Recent technological and economic changes are expected to test and transform the electric utility industry over the next decade. Which opportunities or threats are most likely to cause a paradigm shift among the industry and its stakeholders? How can utilities plan for and embrace the rapidly changing environment while also effectively managing the ever-changing regulatory and legislative environments?
For the past 100+ years, electric utility companies have enjoyed limited competition and had unprecedented access to low cost capital. Due to economies of scale, the centralized generation and bulk transmission system model was consistently cost effective. The monopoly utility provided a safe and reliable service while regulators allowed it to earn a reasonable, low-risk return. However, due to recent technological and economic changes such as renewable/distributed generation options and the Great Recession, the traditional utility business model may face some unique threats over the coming decade.
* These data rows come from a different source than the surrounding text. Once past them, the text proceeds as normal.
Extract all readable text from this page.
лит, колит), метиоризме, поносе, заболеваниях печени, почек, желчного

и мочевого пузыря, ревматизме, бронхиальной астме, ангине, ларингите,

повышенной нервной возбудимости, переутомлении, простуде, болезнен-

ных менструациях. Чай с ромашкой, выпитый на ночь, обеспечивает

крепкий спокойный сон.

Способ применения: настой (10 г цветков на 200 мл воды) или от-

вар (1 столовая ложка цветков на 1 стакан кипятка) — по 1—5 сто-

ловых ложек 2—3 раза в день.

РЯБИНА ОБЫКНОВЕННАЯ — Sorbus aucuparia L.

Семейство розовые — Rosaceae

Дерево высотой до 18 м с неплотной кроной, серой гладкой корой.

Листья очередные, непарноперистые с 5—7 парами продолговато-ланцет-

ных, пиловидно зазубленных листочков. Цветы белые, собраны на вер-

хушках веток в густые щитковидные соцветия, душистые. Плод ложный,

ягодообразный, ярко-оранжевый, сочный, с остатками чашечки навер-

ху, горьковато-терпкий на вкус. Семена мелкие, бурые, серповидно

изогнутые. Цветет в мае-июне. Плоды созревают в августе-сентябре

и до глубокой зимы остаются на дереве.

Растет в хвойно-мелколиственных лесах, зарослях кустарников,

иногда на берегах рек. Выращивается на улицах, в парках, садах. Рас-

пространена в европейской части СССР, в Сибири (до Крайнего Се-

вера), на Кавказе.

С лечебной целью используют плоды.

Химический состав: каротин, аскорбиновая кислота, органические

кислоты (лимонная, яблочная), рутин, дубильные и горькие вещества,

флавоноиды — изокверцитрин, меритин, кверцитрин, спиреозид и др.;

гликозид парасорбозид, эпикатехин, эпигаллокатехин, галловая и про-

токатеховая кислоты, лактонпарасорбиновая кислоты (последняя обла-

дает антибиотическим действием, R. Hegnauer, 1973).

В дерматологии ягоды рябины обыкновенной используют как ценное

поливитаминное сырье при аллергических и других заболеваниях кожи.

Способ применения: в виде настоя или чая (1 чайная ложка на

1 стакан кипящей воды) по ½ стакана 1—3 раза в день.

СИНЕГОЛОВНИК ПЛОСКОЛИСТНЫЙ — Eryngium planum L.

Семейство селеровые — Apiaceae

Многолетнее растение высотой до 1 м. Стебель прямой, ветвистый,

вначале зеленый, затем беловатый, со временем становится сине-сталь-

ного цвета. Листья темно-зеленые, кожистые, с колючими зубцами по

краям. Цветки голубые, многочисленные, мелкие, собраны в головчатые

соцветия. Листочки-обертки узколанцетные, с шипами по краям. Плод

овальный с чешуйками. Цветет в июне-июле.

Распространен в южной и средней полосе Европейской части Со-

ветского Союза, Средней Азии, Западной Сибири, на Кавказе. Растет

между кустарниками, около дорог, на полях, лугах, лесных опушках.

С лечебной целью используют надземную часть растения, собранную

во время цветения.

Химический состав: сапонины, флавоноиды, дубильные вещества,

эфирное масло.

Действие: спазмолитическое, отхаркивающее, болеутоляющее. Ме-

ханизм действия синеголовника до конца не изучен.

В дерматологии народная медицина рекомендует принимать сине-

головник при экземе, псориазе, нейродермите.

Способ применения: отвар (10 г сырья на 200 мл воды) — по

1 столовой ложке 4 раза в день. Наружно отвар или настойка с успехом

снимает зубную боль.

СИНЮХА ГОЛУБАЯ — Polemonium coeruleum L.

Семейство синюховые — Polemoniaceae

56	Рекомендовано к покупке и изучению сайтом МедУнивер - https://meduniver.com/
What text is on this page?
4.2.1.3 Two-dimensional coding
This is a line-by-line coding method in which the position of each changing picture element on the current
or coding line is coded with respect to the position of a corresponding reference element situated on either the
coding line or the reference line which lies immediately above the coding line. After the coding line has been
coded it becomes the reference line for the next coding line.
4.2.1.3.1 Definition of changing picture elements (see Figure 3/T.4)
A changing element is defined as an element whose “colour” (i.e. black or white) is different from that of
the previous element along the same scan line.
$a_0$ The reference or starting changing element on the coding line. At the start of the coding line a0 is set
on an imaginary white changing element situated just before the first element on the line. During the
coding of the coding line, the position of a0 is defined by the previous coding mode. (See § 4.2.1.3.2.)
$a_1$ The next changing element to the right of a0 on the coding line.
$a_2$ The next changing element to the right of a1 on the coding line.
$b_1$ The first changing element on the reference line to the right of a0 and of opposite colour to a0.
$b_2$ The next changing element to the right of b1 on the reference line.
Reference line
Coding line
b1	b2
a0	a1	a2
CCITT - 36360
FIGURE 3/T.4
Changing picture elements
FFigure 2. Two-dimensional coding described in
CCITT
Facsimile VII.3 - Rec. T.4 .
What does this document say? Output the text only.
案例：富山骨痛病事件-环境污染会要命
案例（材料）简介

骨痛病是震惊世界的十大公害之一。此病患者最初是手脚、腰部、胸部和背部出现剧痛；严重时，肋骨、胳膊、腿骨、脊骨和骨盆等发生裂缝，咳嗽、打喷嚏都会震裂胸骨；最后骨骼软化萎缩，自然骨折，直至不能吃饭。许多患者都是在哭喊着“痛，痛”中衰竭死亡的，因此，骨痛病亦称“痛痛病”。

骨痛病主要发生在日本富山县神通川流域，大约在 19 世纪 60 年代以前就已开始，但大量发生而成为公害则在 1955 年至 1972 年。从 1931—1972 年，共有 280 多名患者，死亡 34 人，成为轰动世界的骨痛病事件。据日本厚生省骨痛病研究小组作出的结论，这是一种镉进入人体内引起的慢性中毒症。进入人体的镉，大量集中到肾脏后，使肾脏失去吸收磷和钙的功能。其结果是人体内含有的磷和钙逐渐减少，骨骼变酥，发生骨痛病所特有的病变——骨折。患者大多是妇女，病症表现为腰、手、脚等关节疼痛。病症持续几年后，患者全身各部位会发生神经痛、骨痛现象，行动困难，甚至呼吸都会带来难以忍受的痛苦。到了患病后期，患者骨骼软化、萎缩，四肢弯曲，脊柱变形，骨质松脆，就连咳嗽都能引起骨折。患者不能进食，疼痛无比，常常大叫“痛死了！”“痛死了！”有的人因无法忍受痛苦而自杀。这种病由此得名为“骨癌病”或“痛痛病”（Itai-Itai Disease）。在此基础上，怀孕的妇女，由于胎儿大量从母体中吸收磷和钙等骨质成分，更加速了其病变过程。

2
In May, Barclays downgraded its view on electric utility corporate bonds to “underweight” from “market weight,” citing a confluence of unsettling factors that will likely disrupt the current model.
Utility Dive, an online energy news dashboard, surveyed 527 U.S. electric utility professionals on the state of the industry in 2014. The first question asked, “What are the most pressing challenges for your utility?” The top answers were:
Although still threats, utility professionals were less concerned with retiring coal-fired power plants, emissions standards, renewable mandates, and cybersecurity.
Basic infrastructure – Electric transmission and distribution lines, gas pipelines, hydroelectric dams – and the workforce that maintains this infrastructure are central to the core mission of electric utilities. The American Society of Civil Engineers (ASCE) published its Report Card for America’s Infrastructure, which graded the current state of the U.S. infrastructure on a scale of A through F. ASCE’s 2013 Report Card gave the nation’s energy infrastructure a D+. America relies on a well-worn electrical grid and a gas pipeline distribution system, some of which originated in the 1880’s. Transmission investment has continued to increase since 2007 [see Figure 1], but ongoing permitting risks, weather events, and limited maintenance have contributed to an increasing number of failures and power interruptions. The Brattle Group estimates that the need for additional transmission investment to integrate renewables and maintain reliability through 2030 is in the range of $240 – $320 billion. If you include possible upgrades for a national ‘smart grid’ system then the estimate increases to $600 billion.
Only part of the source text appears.